The Peacock don’t Lie – I read a lot of race descriptions and am always skeptical about what is written and what is real. I have done allegedly rugged trail races that were more like an urban park path my grandmother could navigate. Peacock reads “PC 55 is an extremely difficult event designed for the most adventurous and well-prepared runner.“ I found this description completely accurate. Most of the course was extremely rugged, but not life threatening. However, there were places you could die. The course was well-marked and race was very well organized.

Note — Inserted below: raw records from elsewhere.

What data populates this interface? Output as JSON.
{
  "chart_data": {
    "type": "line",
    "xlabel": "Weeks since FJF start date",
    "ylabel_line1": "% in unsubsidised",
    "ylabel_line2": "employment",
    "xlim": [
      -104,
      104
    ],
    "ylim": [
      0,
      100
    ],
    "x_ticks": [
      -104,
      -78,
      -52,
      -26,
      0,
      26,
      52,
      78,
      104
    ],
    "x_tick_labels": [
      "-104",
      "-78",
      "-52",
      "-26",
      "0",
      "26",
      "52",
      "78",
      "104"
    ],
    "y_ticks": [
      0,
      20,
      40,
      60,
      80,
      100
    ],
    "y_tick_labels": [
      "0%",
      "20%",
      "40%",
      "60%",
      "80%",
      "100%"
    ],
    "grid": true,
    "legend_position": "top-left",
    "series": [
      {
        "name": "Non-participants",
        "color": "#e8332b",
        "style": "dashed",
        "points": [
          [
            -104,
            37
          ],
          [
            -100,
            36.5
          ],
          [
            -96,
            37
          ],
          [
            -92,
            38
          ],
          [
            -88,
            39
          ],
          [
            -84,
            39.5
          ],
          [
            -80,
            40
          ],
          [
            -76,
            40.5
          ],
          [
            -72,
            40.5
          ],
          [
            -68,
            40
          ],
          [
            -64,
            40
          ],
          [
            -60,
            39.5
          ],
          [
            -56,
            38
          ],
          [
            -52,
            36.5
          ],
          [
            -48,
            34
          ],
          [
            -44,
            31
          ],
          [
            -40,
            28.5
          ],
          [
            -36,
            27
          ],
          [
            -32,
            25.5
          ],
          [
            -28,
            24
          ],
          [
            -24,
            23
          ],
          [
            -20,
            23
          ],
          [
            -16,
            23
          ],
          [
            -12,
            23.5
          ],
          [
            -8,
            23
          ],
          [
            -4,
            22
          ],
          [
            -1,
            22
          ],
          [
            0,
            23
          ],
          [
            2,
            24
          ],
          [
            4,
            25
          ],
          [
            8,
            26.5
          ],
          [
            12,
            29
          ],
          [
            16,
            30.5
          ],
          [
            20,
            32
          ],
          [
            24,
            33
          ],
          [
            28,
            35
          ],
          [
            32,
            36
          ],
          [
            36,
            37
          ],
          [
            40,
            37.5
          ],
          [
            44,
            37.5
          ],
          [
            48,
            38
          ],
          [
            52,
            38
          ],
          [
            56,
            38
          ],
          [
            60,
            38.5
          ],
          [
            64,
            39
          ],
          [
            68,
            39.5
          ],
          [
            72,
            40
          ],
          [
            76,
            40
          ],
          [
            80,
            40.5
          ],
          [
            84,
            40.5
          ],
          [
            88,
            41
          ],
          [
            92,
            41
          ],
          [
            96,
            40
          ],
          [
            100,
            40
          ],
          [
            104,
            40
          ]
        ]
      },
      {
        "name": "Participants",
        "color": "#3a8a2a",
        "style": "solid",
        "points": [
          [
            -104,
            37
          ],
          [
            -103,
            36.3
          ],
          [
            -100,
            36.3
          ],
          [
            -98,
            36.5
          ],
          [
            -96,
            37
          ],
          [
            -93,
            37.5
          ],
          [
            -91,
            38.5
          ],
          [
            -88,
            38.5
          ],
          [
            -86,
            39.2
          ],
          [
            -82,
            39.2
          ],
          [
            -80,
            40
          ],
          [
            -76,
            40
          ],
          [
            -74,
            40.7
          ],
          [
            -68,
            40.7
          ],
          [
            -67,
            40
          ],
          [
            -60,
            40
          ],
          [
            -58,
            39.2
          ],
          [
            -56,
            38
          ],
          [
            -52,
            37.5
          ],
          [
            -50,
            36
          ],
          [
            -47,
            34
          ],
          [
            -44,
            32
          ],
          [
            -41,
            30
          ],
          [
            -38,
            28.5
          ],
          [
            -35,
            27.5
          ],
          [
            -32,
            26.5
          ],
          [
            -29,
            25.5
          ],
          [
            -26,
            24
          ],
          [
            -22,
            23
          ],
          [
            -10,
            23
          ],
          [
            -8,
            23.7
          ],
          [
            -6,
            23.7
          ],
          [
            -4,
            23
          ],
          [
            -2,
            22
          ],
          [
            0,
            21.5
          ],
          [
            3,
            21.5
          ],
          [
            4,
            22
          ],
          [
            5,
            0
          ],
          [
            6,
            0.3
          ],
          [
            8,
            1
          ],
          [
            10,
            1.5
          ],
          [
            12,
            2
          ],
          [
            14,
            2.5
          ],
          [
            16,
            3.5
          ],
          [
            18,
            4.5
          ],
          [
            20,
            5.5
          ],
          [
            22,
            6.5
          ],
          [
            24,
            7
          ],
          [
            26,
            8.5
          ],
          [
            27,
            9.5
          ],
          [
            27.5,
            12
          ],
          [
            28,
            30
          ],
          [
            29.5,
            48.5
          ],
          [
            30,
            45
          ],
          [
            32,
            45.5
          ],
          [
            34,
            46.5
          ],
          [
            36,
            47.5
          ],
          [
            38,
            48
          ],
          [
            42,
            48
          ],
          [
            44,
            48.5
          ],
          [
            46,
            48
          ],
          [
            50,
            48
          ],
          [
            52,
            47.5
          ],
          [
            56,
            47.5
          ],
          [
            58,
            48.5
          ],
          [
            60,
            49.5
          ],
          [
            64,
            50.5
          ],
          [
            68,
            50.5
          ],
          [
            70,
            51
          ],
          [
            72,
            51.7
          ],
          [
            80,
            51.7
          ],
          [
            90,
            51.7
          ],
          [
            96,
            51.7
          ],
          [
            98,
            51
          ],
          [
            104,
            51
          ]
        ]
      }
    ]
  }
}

The Course is a 27.5 loop on trails and jeep roads located in the Kuaokala Forest Reserve Area above the Dillingham Airfield. Each loop has about 6250 feet of elevation gain/loss, which is mainly located in two climbs. We started with a 1500 foot rocky climb with a lot of switchbacks, then crossed a ridge to the first aid station at mile 7. Next, we ran a few not super easy miles along the top to the aid station at mile 9. From here, we did an 8 mile out and back on Long Road (very appropriately named). The first 4 miles are not bad, then you go through a cattle gate and hit steep black top for the next 4 miles in open Hawaiian sun. I could see the road paint lines peeling up from the road due to the heat. (Death Valley flashes through my mind) The aid station at the end of Long Road was worth the trek down, but then we had to go back up hill 8 miles. Optimistically, our plan was to do the first loop close to 6 hours. We came in just under 7 hours, 30 minutes ahead of cutoff. We eased our disappointment in ourselves with smoothies at the aid station. Yes. Smoothies!!!!!!!

Aid Stations:

There were 4 aid stations: start/finish, Mile 7, 3-way, and Long Road. You hit 3-way twice, so there were plenty of breaks. The HURT 100 family manned the aid stations more efficient than a NASCAR pit crew. When I came into the aid stations, people took my pack and filled it with whatever I needed. They knew what I needed better than I knew. As a person running her first 50 miler, I really appreciated all the volunteer knowledge and support. Especially on the second loop!

Second Loop:

We headed out for the second loop. We were not highly optimistic about making the cut off times, but we had a smoothie high. We agreed to push forward and let them pull our dead bodies off the course if need be. We hit upper 3-way aid station about an hour before the 4:30 cut off. I had to sit down. A foot expert, who normally attends to 100-mile runners, bandaged my foot blister with KT tape. I was also told that the only way I would make it through the heat was with ice. I left the aid station with ice on my neck and in my sports bra. (as advised) The ice helped bring my core temperature and heart rate down, but now I was nauseous and could not eat. We trekked forward, running when able. We hit the Long Road aid station an hour ahead of cutoff and were informed that we should be able to finish. They were a little concerned with my left-leaning running form. They asked me if this was normal for me. I had no idea because I had never run more than 36 miles. They assessed me for a minute, gave me more ice and sent us on the way back up the 8-mile hill. At this point, the sun was going down and the hill was much less threatening.

The Finish:

The few miles were not pretty or fast, but we crossed the line about 45 minutes before cut-off. This was very humbling for both of us, since we are normally closer to the front of races. Sitting at the finish line, volunteers eagerly served me homemade butternut squash soup with ginger and rice made by RD Freddie. Immediately, I started feeling better. Now, to relax for 7 days in Hawaii. Runcations are the best!

Tracy Meyerson

Runner of trails. I am on a quest to do a marathon or greater distance race in all 50 states. (preferrably on trails) When not running, I live in Wilmington, NC with my husband and trusty Weim. I am am actively involved in the running community. When not working on running events, I am a holistic health/running coach encouraging others to expand their love for the sport.